The Village Is a Sack of Pus Waiting To Burst
He did commit a crime, but he has paid for the crime in many, many ways: In notoriety, in lawyers' fees, in professional stigma. He could not return to Los Angeles to receive his recent Oscar.
Based on my Safeway encounters, I came to think of Weinberger as a basic sort of guy, candid and no nonsense – which is the way much of official Washington saw him,” Cohen wrote. “Cap, my Safeway buddy, walks, and that’s all right with me.”
For the first time in the nation’s history, more than one in 100 American adults is behind bars, according to a new report.

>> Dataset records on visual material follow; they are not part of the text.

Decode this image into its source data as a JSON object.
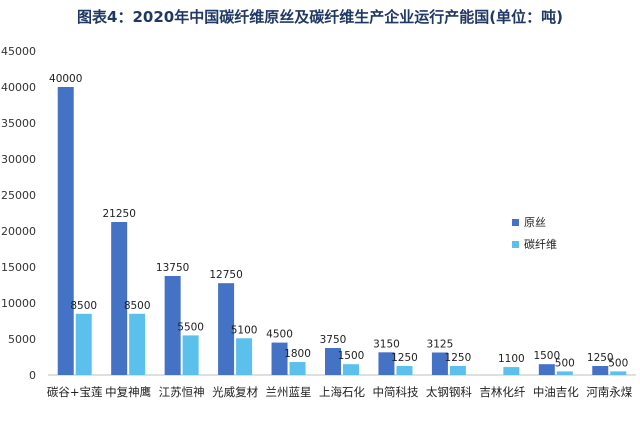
{
  "chart_data": {
    "type": "bar",
    "title": "图表4：2020年中国碳纤维原丝及碳纤维生产企业运行产能国(单位：吨)",
    "categories": [
      "碳谷+宝莲",
      "中复神鹰",
      "江苏恒神",
      "光威复材",
      "兰州蓝星",
      "上海石化",
      "中简科技",
      "太钢钢科",
      "吉林化纤",
      "中油吉化",
      "河南永煤"
    ],
    "series": [
      {
        "name": "原丝",
        "color": "#4472c4",
        "values": [
          40000,
          21250,
          13750,
          12750,
          4500,
          3750,
          3150,
          3125,
          null,
          1500,
          1250
        ]
      },
      {
        "name": "碳纤维",
        "color": "#5bc0eb",
        "values": [
          8500,
          8500,
          5500,
          5100,
          1800,
          1500,
          1250,
          1250,
          1100,
          500,
          500
        ]
      }
    ],
    "data_labels": [
      [
        "40000",
        "21250",
        "13750",
        "12750",
        "4500",
        "3750",
        "3150",
        "3125",
        "",
        "1500",
        "1250"
      ],
      [
        "8500",
        "8500",
        "5500",
        "5100",
        "1800",
        "1500",
        "1250",
        "1250",
        "1100",
        "500",
        "500"
      ]
    ],
    "ylim": [
      0,
      45000
    ],
    "yticks": [
      "0",
      "5000",
      "10000",
      "15000",
      "20000",
      "25000",
      "30000",
      "35000",
      "40000",
      "45000"
    ],
    "legend_position": "right",
    "grid": false
  }
}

Nationwide, the prison population grew by 25,000 last year, bringing it to almost 1.6 million. Another 723,000 people are in local jails. The number of American adults is about 230 million, meaning that one in every 99.1 adults is behind bars.
Incarceration rates are even higher for some groups. One in 36 Hispanic adults is behind bars, based on Justice Department figures for 2006. One in 15 black adults is, too, as is one in nine black men between the ages of 20 and 34.
The report, from the Pew Center on the States, also found that only one in 355 white women between the ages of 35 and 39 are behind bars but that one in 100 black women are.
Ms. Applebaum again:
If he weren't famous, I bet no one would bother with him at all.
I'll take that bet and say that if Roman Polanski weren't famous, at least one person would bother him - his cell mate.*
NOTE - Bruce Dixon provides more context to the incarceration rates of African Americans here. He's right that it's an American tragedy that gets insufficient attention.
* Or would've bothered him 31 years ago because if Roman Polanski weren't a famous director, there's no way France harbors him for three decades.